Le principe de maximum d'entropie (PME) renverse la présentation classique de la modélisation statistique au sens où il choisit en premier lieu les quantités statistiques que l'on juge essentielles pour résumer l'information apportée par un jeu de données. Le modèle, c'est-à-dire la loi de probabilité décrivant le phénomène aléatoire, n'apparaît qu'après et doit vérifier des contraintes mettant en jeu ces quantités statistiques essentielles.

La loi du maximum d'entropie est obtenue par maximisation d'une certaine fonctionnelle sur l'ensemble des lois pouvant servir de modèle. La fonctionnelle que nous avons choisie est l'entropie de Shannon, car elle seule permet d'atteindre une loi qui possède la propriété de concentrer les lois empiriques dans son voisinage.

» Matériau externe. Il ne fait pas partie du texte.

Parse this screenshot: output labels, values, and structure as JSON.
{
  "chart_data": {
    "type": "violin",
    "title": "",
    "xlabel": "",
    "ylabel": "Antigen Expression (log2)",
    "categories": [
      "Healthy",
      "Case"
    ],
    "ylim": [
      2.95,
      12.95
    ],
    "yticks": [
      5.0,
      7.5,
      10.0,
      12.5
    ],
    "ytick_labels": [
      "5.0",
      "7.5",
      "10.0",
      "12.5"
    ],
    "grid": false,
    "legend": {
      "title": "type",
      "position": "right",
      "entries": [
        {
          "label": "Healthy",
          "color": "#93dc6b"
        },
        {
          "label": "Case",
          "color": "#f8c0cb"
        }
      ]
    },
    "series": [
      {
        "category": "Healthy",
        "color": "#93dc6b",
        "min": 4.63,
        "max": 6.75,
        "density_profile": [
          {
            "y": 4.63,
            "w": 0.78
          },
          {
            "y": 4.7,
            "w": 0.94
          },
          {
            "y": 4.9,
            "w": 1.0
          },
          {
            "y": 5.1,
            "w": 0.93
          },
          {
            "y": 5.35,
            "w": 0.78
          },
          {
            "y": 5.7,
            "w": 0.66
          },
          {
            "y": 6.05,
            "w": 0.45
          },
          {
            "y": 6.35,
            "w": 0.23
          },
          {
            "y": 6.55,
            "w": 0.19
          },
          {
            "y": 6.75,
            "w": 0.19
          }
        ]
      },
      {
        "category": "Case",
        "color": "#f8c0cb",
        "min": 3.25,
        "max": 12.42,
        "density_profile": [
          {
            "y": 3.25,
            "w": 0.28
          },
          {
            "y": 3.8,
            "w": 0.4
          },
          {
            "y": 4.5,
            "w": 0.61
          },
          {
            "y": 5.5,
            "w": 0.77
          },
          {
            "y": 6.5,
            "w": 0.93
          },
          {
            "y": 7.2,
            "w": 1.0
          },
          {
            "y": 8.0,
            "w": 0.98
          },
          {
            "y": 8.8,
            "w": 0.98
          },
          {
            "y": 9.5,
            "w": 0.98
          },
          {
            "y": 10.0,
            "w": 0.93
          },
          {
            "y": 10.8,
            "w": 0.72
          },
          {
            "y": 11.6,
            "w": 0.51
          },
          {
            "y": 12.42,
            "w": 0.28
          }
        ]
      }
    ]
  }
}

Nous avons montré, que s'il existe un état de Gibbs répondant aux contraintes, celui-ci représente l'unique loi qui réalise le maximum de cette entropie. Cette propriété permet d'éviter le recours habituel à la méthode des multiplicateurs de Lagrange et autorise ainsi de traiter le cas mixte où des variables discrètes et continues sont mélangées. Nous avons d'autre part établi que, dans la démarche classique, qui part d'une structure statistique donnée, les équations du maximum de vraisemblance sont exactement les équations du PME associées à une information empirique. Les deux principes se renforcent alors mutuellement.

Nous avons poursuivi notre travail sur la relecture de la procédure de régression logistique par le PME. Nous avons montré que le PME permet d'envisager la procédure de régression logistique comme l'écriture naturelle d'une étude de régression où l'information apporté par un jeu de données (issu d'un échantillonnage de type quelconque) est résumée simplement par la loi empirique des variables explicatives, celle de la variable de groupe et par les moyennes empiriques des liens entre chaque variable explicative et la variable de groupe. Cette relecture évite d'avoir à justifier l'utilisation des équations issues de la maximisation d'une vraisemblance correspondant à un échantillonnage prospectif pour d'autres types de protocoles (dont nous avions prouvé qu'il n'est justifié qu'asymptotiquement) [22].

L'abord par le PME permet par ailleurs dans le cas très simple de la régression linéaire gaussienne d'intégrer la connnaissance a priori de la matrice variance des variables explicatives. La prise en compte de cette information est impossible par la méthode du maximum de vraisemblance. Le PME fournit ainsi un estimateur de variance plus faible que l'estimateur classique pour de très petits échantillons.

Enfin, une application de la modélisation par PME est envisagée dans le but de permettre le déplacement autonome d'un robot dans un environnement encombré d'obstacles, en se basant sur des connaissances préalables a priori et expérimentales (travail effectué en collaboration avec des informaticiens du laboratoire Leibniz). Cela permettra d'envisager le PME comme outil de modélisation en vue d'obtenir un modèle spécifiquement adapté dans des situations simples mais non standards. Un premier modèle où les histogrammes sont résumés par leurs modes a été construit et est en cours d'expérimentation.